In 2011, Kootenay Christian Fellowship launched a $1 million fundraising campaign to buy the building, where it planned to move its Our Daily Bread meal program and transform the upper floor into low-cost housing. However, renovation costs proved prohibitive and the plan fell through. (The church instead bought the Savoy Lanes next door and recently moved in.)

Today, from the front and side, the Savoy hardly resembles the building John Philbert erected a century ago, although the backside reveals its heritage.
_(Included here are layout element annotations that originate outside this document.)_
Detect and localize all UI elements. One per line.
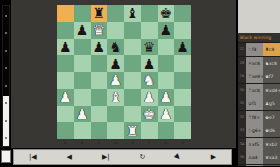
white-pawn-piece[interactable]: ♟ xyxy=(76,106,89,120)
white-pawn-piece[interactable]: ♟ xyxy=(109,73,122,87)
square-h7[interactable] xyxy=(174,22,191,39)
step-back-button[interactable]: ◀ xyxy=(63,150,76,164)
side-panel-header-block xyxy=(238,0,280,33)
white-move-33[interactable]: ♘g6+ xyxy=(246,124,263,137)
play-icon: ▶ xyxy=(211,150,216,164)
file-label-b: b xyxy=(74,139,91,147)
square-e5[interactable] xyxy=(124,55,141,72)
playback-toolbar: |◀◀▶|↻▶▶ xyxy=(13,149,232,165)
square-f4[interactable]: ♞ xyxy=(141,72,158,89)
move-number: 28 xyxy=(238,57,246,70)
black-move-35[interactable]: ♛xa3 xyxy=(263,151,280,164)
square-a5[interactable] xyxy=(57,55,74,72)
square-e8[interactable]: ♝ xyxy=(124,5,141,22)
black-move-34[interactable]: ♛xb2 xyxy=(263,138,280,151)
move-row-33: 33♘g6+♚d6 xyxy=(238,124,280,138)
white-move-29[interactable]: ♖xe8+ xyxy=(246,70,263,83)
square-b5[interactable] xyxy=(74,55,91,72)
black-move-36[interactable]: ♟a5 xyxy=(263,165,280,167)
square-b7[interactable]: ♟ xyxy=(74,22,91,39)
play-button[interactable]: ▶ xyxy=(207,150,220,164)
move-number: 35 xyxy=(238,151,246,164)
pointer-icon: ▶ xyxy=(171,150,185,164)
square-a1[interactable] xyxy=(57,122,74,139)
black-move-32[interactable]: ♚e7 xyxy=(263,111,280,124)
square-h3[interactable] xyxy=(174,89,191,106)
eval-bar-tick xyxy=(5,102,7,104)
move-row-27: 27♘f4♜c8 xyxy=(238,43,280,57)
black-pawn-piece[interactable]: ♟ xyxy=(76,23,89,37)
square-e6[interactable] xyxy=(124,39,141,56)
file-label-h: h xyxy=(174,139,191,147)
move-number: 30 xyxy=(238,84,246,97)
move-row-28: 28♕xc8♞xc8 xyxy=(238,57,280,71)
file-label-g: g xyxy=(158,139,175,147)
square-g5[interactable] xyxy=(158,55,175,72)
square-h2[interactable] xyxy=(174,106,191,123)
square-c3[interactable] xyxy=(91,89,108,106)
square-g8[interactable]: ♚ xyxy=(158,5,175,22)
white-move-36[interactable]: ♔f2 xyxy=(246,165,263,167)
white-knight-piece[interactable]: ♞ xyxy=(143,73,156,87)
pointer-button[interactable]: ▶ xyxy=(171,150,184,164)
white-move-28[interactable]: ♕xc8 xyxy=(246,57,263,70)
flip-board-button[interactable]: ↻ xyxy=(136,150,150,164)
white-pawn-piece[interactable]: ♟ xyxy=(160,106,173,120)
square-b3[interactable] xyxy=(74,89,91,106)
file-label-f: f xyxy=(141,139,158,147)
move-row-36: 36♔f2♟a5 xyxy=(238,165,280,167)
step-forward-button[interactable]: ▶| xyxy=(98,150,114,164)
evaluation-bar xyxy=(2,5,10,147)
chess-app-window: ♜♝♚♟♛♟♟♟♞♛♟♟♟♟♞♟♝♟♟♟♚♟♜ abcdefgh |◀◀▶|↻▶… xyxy=(0,0,280,166)
white-move-31[interactable]: ♔f1 xyxy=(246,97,263,110)
white-move-35[interactable]: ♙a4 xyxy=(246,151,263,164)
square-c7[interactable]: ♛ xyxy=(91,22,108,39)
move-rows: 27♘f4♜c828♕xc8♞xc829♖xe8+♚f730♖xc8♛xd4+3… xyxy=(238,43,280,166)
square-a2[interactable] xyxy=(57,106,74,123)
black-pawn-piece[interactable]: ♟ xyxy=(160,23,173,37)
square-e2[interactable] xyxy=(124,106,141,123)
move-list: Black winning 27♘f4♜c828♕xc8♞xc829♖xe8+♚… xyxy=(238,33,280,166)
eval-bar-tick xyxy=(5,85,7,87)
flip-board-icon: ↻ xyxy=(140,150,146,164)
black-pawn-piece[interactable]: ♟ xyxy=(59,39,72,53)
square-a3[interactable]: ♟ xyxy=(57,89,74,106)
square-d2[interactable] xyxy=(107,106,124,123)
square-f2[interactable]: ♚ xyxy=(141,106,158,123)
move-number: 31 xyxy=(238,97,246,110)
white-bishop-piece[interactable]: ♝ xyxy=(109,90,122,104)
black-rook-piece[interactable]: ♜ xyxy=(93,6,106,20)
square-d5[interactable]: ♟ xyxy=(107,55,124,72)
square-d6[interactable]: ♞ xyxy=(107,39,124,56)
eval-bar-footer xyxy=(1,150,11,163)
white-pawn-piece[interactable]: ♟ xyxy=(143,90,156,104)
file-label-a: a xyxy=(57,139,74,147)
black-bishop-piece[interactable]: ♝ xyxy=(126,6,139,20)
move-row-30: 30♖xc8♛xd4+ xyxy=(238,84,280,98)
square-c4[interactable] xyxy=(91,72,108,89)
square-d7[interactable] xyxy=(107,22,124,39)
square-c6[interactable]: ♟ xyxy=(91,39,108,56)
eval-bar-tick xyxy=(5,67,7,69)
square-g6[interactable] xyxy=(158,39,175,56)
square-e3[interactable] xyxy=(124,89,141,106)
move-row-32: 32♖f8+♚e7 xyxy=(238,111,280,125)
move-number: 33 xyxy=(238,124,246,137)
move-number: 32 xyxy=(238,111,246,124)
square-h4[interactable] xyxy=(174,72,191,89)
step-forward-icon: ▶| xyxy=(102,150,110,164)
square-c5[interactable] xyxy=(91,55,108,72)
square-a7[interactable] xyxy=(57,22,74,39)
square-g3[interactable]: ♟ xyxy=(158,89,175,106)
square-b4[interactable] xyxy=(74,72,91,89)
square-g1[interactable] xyxy=(158,122,175,139)
board: ♜♝♚♟♛♟♟♟♞♛♟♟♟♟♞♟♝♟♟♟♚♟♜ xyxy=(57,5,191,139)
square-e4[interactable] xyxy=(124,72,141,89)
file-coordinates: abcdefgh xyxy=(57,139,191,147)
move-number: 34 xyxy=(238,138,246,151)
file-label-e: e xyxy=(124,139,141,147)
black-pawn-piece[interactable]: ♟ xyxy=(143,56,156,70)
black-move-28[interactable]: ♞xc8 xyxy=(263,57,280,70)
white-pawn-piece[interactable]: ♟ xyxy=(160,90,173,104)
square-d8[interactable] xyxy=(107,5,124,22)
black-pawn-piece[interactable]: ♟ xyxy=(109,56,122,70)
skip-to-start-icon: |◀ xyxy=(29,150,37,164)
eval-bar-tick xyxy=(5,15,7,17)
move-number: 29 xyxy=(238,70,246,83)
white-queen-piece[interactable]: ♛ xyxy=(93,23,106,37)
square-f8[interactable] xyxy=(141,5,158,22)
move-row-35: 35♙a4♛xa3 xyxy=(238,151,280,165)
eval-bar-tick xyxy=(5,137,7,139)
square-b1[interactable] xyxy=(74,122,91,139)
square-a4[interactable] xyxy=(57,72,74,89)
black-knight-piece[interactable]: ♞ xyxy=(109,39,122,53)
square-g2[interactable]: ♟ xyxy=(158,106,175,123)
square-c8[interactable]: ♜ xyxy=(91,5,108,22)
black-move-29[interactable]: ♚f7 xyxy=(263,70,280,83)
square-g7[interactable]: ♟ xyxy=(158,22,175,39)
file-label-c: c xyxy=(91,139,108,147)
move-row-31: 31♔f1♟g5 xyxy=(238,97,280,111)
square-h1[interactable] xyxy=(174,122,191,139)
move-row-29: 29♖xe8+♚f7 xyxy=(238,70,280,84)
move-list-status: Black winning xyxy=(238,33,280,43)
black-move-30[interactable]: ♛xd4+ xyxy=(263,84,280,97)
file-label-d: d xyxy=(107,139,124,147)
square-e7[interactable] xyxy=(124,22,141,39)
square-f6[interactable]: ♛ xyxy=(141,39,158,56)
square-f7[interactable] xyxy=(141,22,158,39)
square-f1[interactable] xyxy=(141,122,158,139)
square-g4[interactable] xyxy=(158,72,175,89)
black-move-31[interactable]: ♟g5 xyxy=(263,97,280,110)
step-back-icon: ◀ xyxy=(67,150,72,164)
square-c2[interactable] xyxy=(91,106,108,123)
white-move-32[interactable]: ♖f8+ xyxy=(246,111,263,124)
black-move-27[interactable]: ♜c8 xyxy=(263,43,280,56)
square-b6[interactable] xyxy=(74,39,91,56)
black-queen-piece[interactable]: ♛ xyxy=(143,39,156,53)
black-pawn-piece[interactable]: ♟ xyxy=(93,39,106,53)
eval-bar-tick xyxy=(5,120,7,122)
square-d1[interactable] xyxy=(107,122,124,139)
square-d4[interactable]: ♟ xyxy=(107,72,124,89)
square-c1[interactable] xyxy=(91,122,108,139)
square-b8[interactable] xyxy=(74,5,91,22)
eval-bar-tick xyxy=(5,50,7,52)
skip-to-start-button[interactable]: |◀ xyxy=(25,150,41,164)
black-king-piece[interactable]: ♚ xyxy=(160,6,173,20)
square-f3[interactable]: ♟ xyxy=(141,89,158,106)
white-move-34[interactable]: ♗xf5 xyxy=(246,138,263,151)
black-move-33[interactable]: ♚d6 xyxy=(263,124,280,137)
square-b2[interactable]: ♟ xyxy=(74,106,91,123)
square-f5[interactable]: ♟ xyxy=(141,55,158,72)
black-pawn-piece[interactable]: ♟ xyxy=(176,39,189,53)
square-a6[interactable]: ♟ xyxy=(57,39,74,56)
white-move-27[interactable]: ♘f4 xyxy=(246,43,263,56)
move-row-34: 34♗xf5♛xb2 xyxy=(238,138,280,152)
square-d3[interactable]: ♝ xyxy=(107,89,124,106)
white-move-30[interactable]: ♖xc8 xyxy=(246,84,263,97)
white-pawn-piece[interactable]: ♟ xyxy=(59,90,72,104)
square-h5[interactable] xyxy=(174,55,191,72)
move-number: 27 xyxy=(238,43,246,56)
square-h8[interactable] xyxy=(174,5,191,22)
move-number: 36 xyxy=(238,165,246,167)
square-a8[interactable] xyxy=(57,5,74,22)
square-h6[interactable]: ♟ xyxy=(174,39,191,56)
white-rook-piece[interactable]: ♜ xyxy=(126,123,139,137)
white-king-piece[interactable]: ♚ xyxy=(143,106,156,120)
square-e1[interactable]: ♜ xyxy=(124,122,141,139)
move-list-panel: Black winning 27♘f4♜c828♕xc8♞xc829♖xe8+♚… xyxy=(238,0,280,166)
eval-bar-tick xyxy=(5,32,7,34)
Kevin Dewar says he looked a few times at removing the stucco and taking the facade back to the original brick hiding underneath, but it would be a major job with no guarantee of success. “The brick would get trashed because you’d have to sandblast the stucco, which is adhered to the brick,” he says.

He is hopeful, however, that Shambahala will be able to resurrect the long dormant building. “We’re happy we could come to an agreement and wish them the best,” he says. “It’s been a long time since anything’s gone on there. I look forward to seeing some life back in the building.”

Savoy subject of legal saga

In the more than five years since the Savoy Inn burned, reams of paperwork have been generated in still-unresolved litigation between its former owners.

According to court documents, in 2008 Saskatchewan hotelier Phil Poiron agreed to pay $1.4 million to acquire Borrachos Enterprises — whose sole asset was the Savoy — from shareholders Blair Suffredine, his wife Judith Lee, and their son Kevin Dewar.

An adjuster estimated it would cost $600,000 to repair the fire damage, well within the $1.3 million insurance coverage. However, once the bill topped $800,000, the insurers declared another $1.4 million was required and the repairs stopped.

With Dewar’s help, Poiron sued the insurer, adjuster, and broker and reached an out-of-court settlement. Part of the money defrayed Poiron’s mortgage, some went to the former owners, and another chunk paid legal fees.

In late 2011, with about $843,000 still owing on the Borrachos sale, foreclosure proceedings began on grounds Poiron failed to pay property taxes on time and seek insurance for the hotel, which he denied. However, the foreclosure order was granted, and the company’s shares reverted to the family along with the hotel.

Poiron is in turn suing Dewar, Suffredine, and Lee for misrepresentation and breach of contract. They deny the allegations, which have not been proven in court, and are trying to have the long-running case dismissed. Whatever the outcome, it has no bearing on the hotel’s sale to Shambhala.